Выбрать главу

«Стихотворения Бодлэра» в анонимном переводе Петра Якубовича (М., 1895). Титульный лист. Первое русское издание стихов Бодлера. Собрание В. Э. Молодякова

Обложка книги «Мое обнаженное сердце» в переводе Эллиса (М., 1907). Первое русское издание прозы Бодлера. Собрание В. Э. Молодякова

Выпуском книги занимался Бальмонт, знавший имя и судьбу переводчика: политический радикализм сочетался в его восприятии с радикализмом литературным, декадентство было его революцией. Он открыл ее программным «вступительным эскизом» – великолепным образчиком декадентской эссеистики, который я, ввиду редкости издания, приведу полностью:

«Вот сборник стихов… В нем много достоинств, которые могут быть оспариваемы; в нем есть одно достоинство, которое неоспоримо. Он не похож ни на один из существующих стихотворных сборников. Поэт создал свой особенный мир, где, быть может, ни на чем нельзя остановиться с отрадой, но где всё оригинально, всё имеет свою собственную индивидуальную физиономию.
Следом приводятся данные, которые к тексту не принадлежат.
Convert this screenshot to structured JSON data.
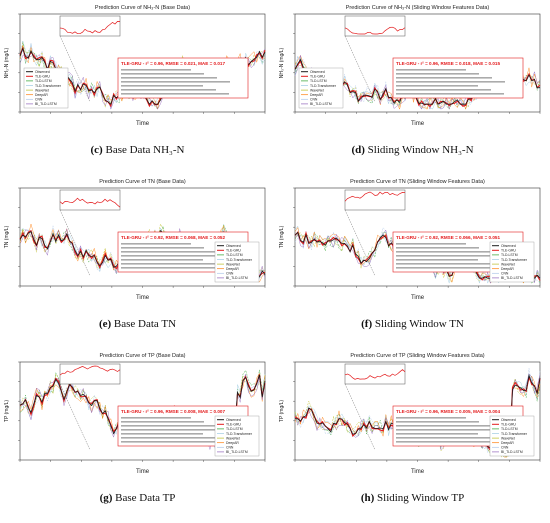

Здесь нет сладостных воспоминаний о первой любви, тех ласковых картин слияния двух сердец, нет природы как союзницы человека в его стремленьи к счастью и гармонии. Любовь, с незапамятных времен исторгавшая из груди всех поэтов самые нежные звуки, идет здесь рука об руку с ненавистью, соединяется с преступлением, ужасом и безумием. На эдемских берегах высятся огромные саркофаги, в которых больше черной тоски, чем красоты. На тусклом небе, лишенном чистых звезд, мерцает мертвая холодная луна, печальное светило, когда-то бывшее гением ночных любовных встреч, теперь же, в этом царстве поблекшей радости, озаряющее только руины. Здесь розы не цветут, соловьи сюда не залетают. Воздух отравлен, им могут дышать только зловещие совы; почва осквернена, и на ней вырастают только ядовитые растения, с мрачно-причудливыми очертаниями. Даже изысканные благоухания, которыми наполнено это мертвое заколдованное царство, так странны, так загадочны, что, доставляя минутное наслаждение, тотчас требуют горькой расплаты, они смущают душу, погашают волю, внушают мысли и поступки, которые влекут за собою раскаяние. Здесь никто не говорит о любви человека к человеку, эти чувства – сказка старых дней. А между тем поэту так хочется любить людей, так страстно хочется обожать женщину. Временами из его надорванной груди вырывается хриплый крик, но пустыня молчит, в ней нет отклика; перед утомленными взорами проходят смутные окровавленные тени, они безмолвствуют и говорят своим молчанием; вот они идут, идут, эти жалкие маниаки, падшие женщины, убийцы, удушающие совесть вином, дряхлые старухи, обманутые детьми, люди с слепыми сердцами, люди с голодными душами.

Мы развертываем длинный свиток и, видя всё одни и те же песни отрицания, понимаем, что перед нами – душа, переполненная пыткой, что этот стих, блестящий, острый и холодный, как клинок, создан не для украшения. Мысли и образы закованы в тесные латы, в кратких стихотворениях, в сдержанных строках нет того лиризма, которым отличается чувство в первую минуту его возникновения, но это обманчивое спокойствие есть обманчивая и чудовищная тишина омута, в котором кружится скрытый водоворот; глянцевитый блеск водной поверхности пугает взоры, говорит о том, что в глубине нас подстерегает гибель. Это спокойствие сильнее того восторженного отчаяния, которое, выражаясь страстными воплями, находит в самом себе горькую усладу, находит известное удовлетворение в глубине страдания. Перед нами шаг вперед в определенной сфере психологических явлений. Страх начинается тоской и постепенно переходит в ужас, который сперва проявляется шумно, потом, увеличиваясь, делается тихим, как бы соединяется с сознанием, чтобы не выразить словами всей бездны отчаяния.